From events such as Conti’s shutdown, LockBit’s Leak, and the Russian-Ukraine war, to the formation of multiple new groups, new connections between groups, and the execution of similar tactics, it is evident that several key factors impacted ransomware victims throughout 2022. These factors render post-incident attribution less valuable and emphasize the need to focus on proactive, risk-based intelligence and defensive measures. There is an Even Chance that ransomware groups that are attributed to former Conti developers and affiliates will increase their attacks throughout 2023. Additionally, the gTIC assesses with High Confidence that the LockBit group will remain the top ransomware group throughout the first half of 2023, despite the leak of the LockBit 3.0 builder. It is Likely that the group will begin setting trends for other groups to follow in the ransomware landscape throughout 2023.

Ransomware groups have historically used phishing attacks to gain Initial Access to a victim’s network and use global events to lure victims into interacting with the email. This technique will Likely remain one of the top intrusion vectors throughout 2023. As uncertain times continue – remote working, the Russia-Ukraine war, economic instability, etc. – ransomware groups will use these events to exploit the fear and curiosity of employees to lure victims.

Researchers with Cyber Security Works reported a 466% growth in vulnerabilities (323) tied to ransomware groups from 2019 to 2022. The oldest vulnerability dates back to 2007, with many of them being more than two years old. This research supports Optiv’s gTIC’s previous assessment that ransomware groups will continue to scan for and target older vulnerabilities (2+ years) in ubiquitous software and services for Initial Access, Privilege Escalation, Defense Evasion, and Lateral Movement.

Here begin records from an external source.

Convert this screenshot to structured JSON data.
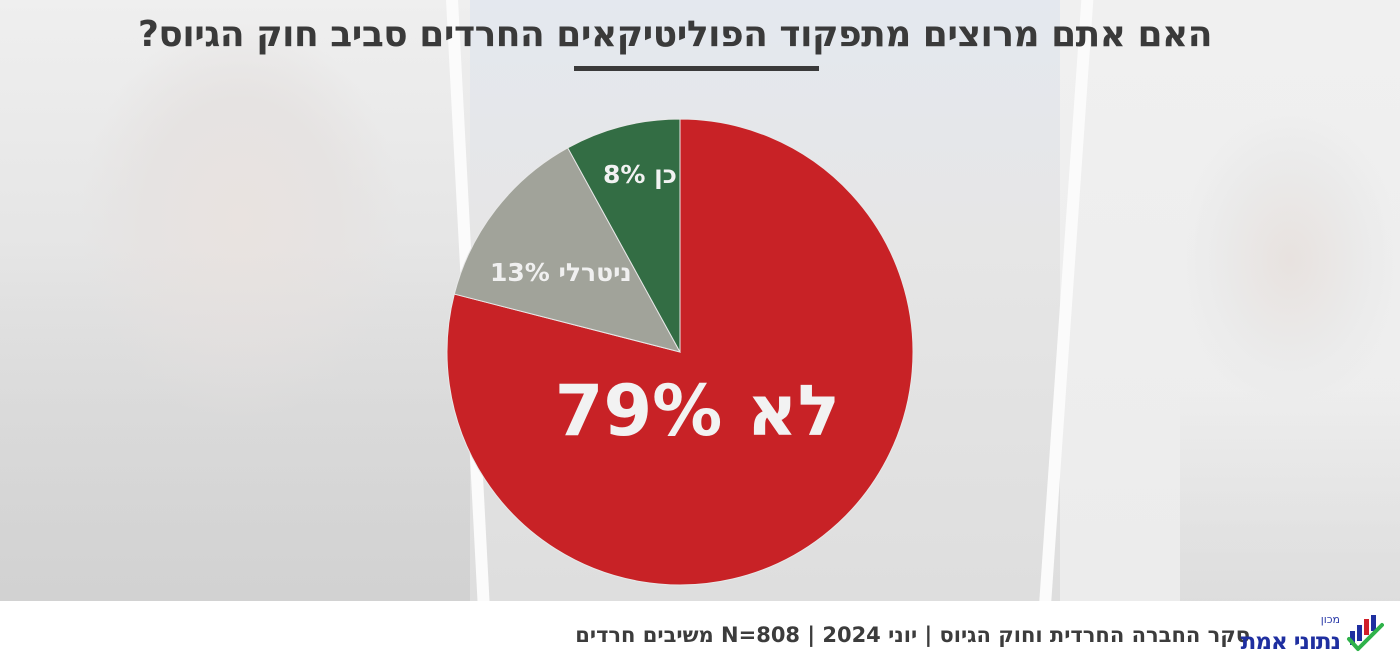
{
  "title": {
    "text": "האם אתם מרוצים מתפקוד הפוליטיקאים החרדים סביב חוק הגיוס?",
    "underlined_word": "הפוליטיקאים"
  },
  "chart_data": {
    "type": "pie",
    "title": "האם אתם מרוצים מתפקוד הפוליטיקאים החרדים סביב חוק הגיוס?",
    "categories": [
      "לא",
      "ניטרלי",
      "כן"
    ],
    "values": [
      79,
      13,
      8
    ],
    "unit": "%",
    "colors": [
      "#c82226",
      "#a1a39a",
      "#336d44"
    ],
    "start_angle": "12 o'clock",
    "direction": "clockwise",
    "legend": "none (labels inside slices)",
    "labels": [
      "לא 79%",
      "ניטרלי 13%",
      "כן 8%"
    ]
  },
  "labels": {
    "no": "לא 79%",
    "neutral": "ניטרלי 13%",
    "yes": "כן 8%"
  },
  "footer": {
    "text": "סקר החברה החרדית וחוק הגיוס | יוני 2024 | N=808 משיבים חרדים",
    "survey_name": "סקר החברה החרדית וחוק הגיוס",
    "date": "יוני 2024",
    "sample": "N=808 משיבים חרדים"
  },
  "logo": {
    "prefix": "מכון",
    "name": "נתוני אמת",
    "colors": {
      "text": "#1f2fa0",
      "bar_blue": "#1f2fa0",
      "bar_red": "#d0202a",
      "check": "#2fb24a"
    }
  }
}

Optiv’s gTIC assesses with High Confidence that ransomware is Likely going to remain a prevalent threat over the next 12 months. Despite high-profile ransomware incidents and government and law enforcement attention on ransomware operations, there is currently little motive for ransomware operations to cease. Ransomware operators have continued to operate and adapt throughout 2021-2022. Our assessments suggest that they will Likely focus on continuing to build infrastructure and capabilities around themselves as a one-stop-shop, with less reliance on marketplaces and forums over the next 12 months. Optiv’s gTIC assesses with Moderate Confidence that APT groups will increase the use of ransomware as part of their campaigns over the next 12 months as a means to steal information and profit financially. Critical verticals – Health Care, Energy, Industrial Services, Government - are Likely to remain attractive opportunities for ransomware operators due to the high-value information, inability to have significant downtime, and likelihood of a ransom payment.

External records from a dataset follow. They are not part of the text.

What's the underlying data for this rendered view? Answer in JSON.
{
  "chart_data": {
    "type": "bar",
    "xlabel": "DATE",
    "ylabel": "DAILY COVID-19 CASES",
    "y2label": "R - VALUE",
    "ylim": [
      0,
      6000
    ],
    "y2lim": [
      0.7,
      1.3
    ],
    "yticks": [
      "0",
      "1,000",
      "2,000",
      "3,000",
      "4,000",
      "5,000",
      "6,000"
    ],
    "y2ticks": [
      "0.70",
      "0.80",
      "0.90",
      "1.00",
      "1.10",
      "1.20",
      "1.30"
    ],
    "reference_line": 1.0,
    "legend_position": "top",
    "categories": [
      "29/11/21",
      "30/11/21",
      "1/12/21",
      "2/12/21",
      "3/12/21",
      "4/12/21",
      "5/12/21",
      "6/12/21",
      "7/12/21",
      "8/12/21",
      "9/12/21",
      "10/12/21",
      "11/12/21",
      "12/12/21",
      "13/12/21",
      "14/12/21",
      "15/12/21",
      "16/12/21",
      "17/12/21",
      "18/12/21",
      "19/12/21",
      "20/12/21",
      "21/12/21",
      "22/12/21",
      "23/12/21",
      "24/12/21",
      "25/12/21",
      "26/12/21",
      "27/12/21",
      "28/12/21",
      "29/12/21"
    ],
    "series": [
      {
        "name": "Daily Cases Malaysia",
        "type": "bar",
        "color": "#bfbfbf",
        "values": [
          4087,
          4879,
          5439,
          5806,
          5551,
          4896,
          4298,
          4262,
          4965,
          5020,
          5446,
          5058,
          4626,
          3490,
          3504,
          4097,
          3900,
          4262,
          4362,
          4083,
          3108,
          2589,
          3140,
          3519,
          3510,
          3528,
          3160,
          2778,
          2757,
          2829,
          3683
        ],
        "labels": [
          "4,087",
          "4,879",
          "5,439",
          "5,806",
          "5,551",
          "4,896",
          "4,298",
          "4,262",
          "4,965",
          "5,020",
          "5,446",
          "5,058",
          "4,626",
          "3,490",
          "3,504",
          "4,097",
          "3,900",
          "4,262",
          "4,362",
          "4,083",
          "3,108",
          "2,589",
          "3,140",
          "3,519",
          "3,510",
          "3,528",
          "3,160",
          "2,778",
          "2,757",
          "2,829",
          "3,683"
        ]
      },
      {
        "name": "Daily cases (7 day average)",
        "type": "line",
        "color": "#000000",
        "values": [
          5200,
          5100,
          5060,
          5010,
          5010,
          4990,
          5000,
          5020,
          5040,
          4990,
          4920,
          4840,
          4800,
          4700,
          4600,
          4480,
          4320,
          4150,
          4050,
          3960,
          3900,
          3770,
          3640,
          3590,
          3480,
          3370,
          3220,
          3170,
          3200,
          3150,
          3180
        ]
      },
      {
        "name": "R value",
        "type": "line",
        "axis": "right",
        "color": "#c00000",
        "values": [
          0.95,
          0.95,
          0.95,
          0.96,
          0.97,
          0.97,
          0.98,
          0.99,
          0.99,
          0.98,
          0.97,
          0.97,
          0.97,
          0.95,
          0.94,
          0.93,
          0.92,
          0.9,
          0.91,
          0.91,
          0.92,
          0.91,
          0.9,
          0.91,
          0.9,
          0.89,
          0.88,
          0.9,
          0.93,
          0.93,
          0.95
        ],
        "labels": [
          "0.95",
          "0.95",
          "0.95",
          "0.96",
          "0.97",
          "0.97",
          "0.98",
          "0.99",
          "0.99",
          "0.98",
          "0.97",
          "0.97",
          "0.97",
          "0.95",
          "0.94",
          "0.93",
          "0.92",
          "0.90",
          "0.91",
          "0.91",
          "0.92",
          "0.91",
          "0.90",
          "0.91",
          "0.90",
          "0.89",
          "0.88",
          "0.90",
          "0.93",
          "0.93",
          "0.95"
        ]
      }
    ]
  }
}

Additionally, if attackers continue to profit from extortion payments, then targeted ransomware attacks will Very Likely continue over the next 12 months. Finally, more ransomware groups are Likely to emerge, with an increase in rebranding and fly-by-night operations, as well as changed relationships between affiliates and developers. The double-extortion method will Very Likely remain the primary procedure across the ransomware threat landscape. It is Likely that ransomware operators will increasingly partner with Initial Access Brokers to gain Initial Access and use Remote Access markets, which are automated stores that allow threat actors to sell and exchange access credentials. These roles and markets play an essential role in the ransomware landscape, as they allow quick access to victim environments.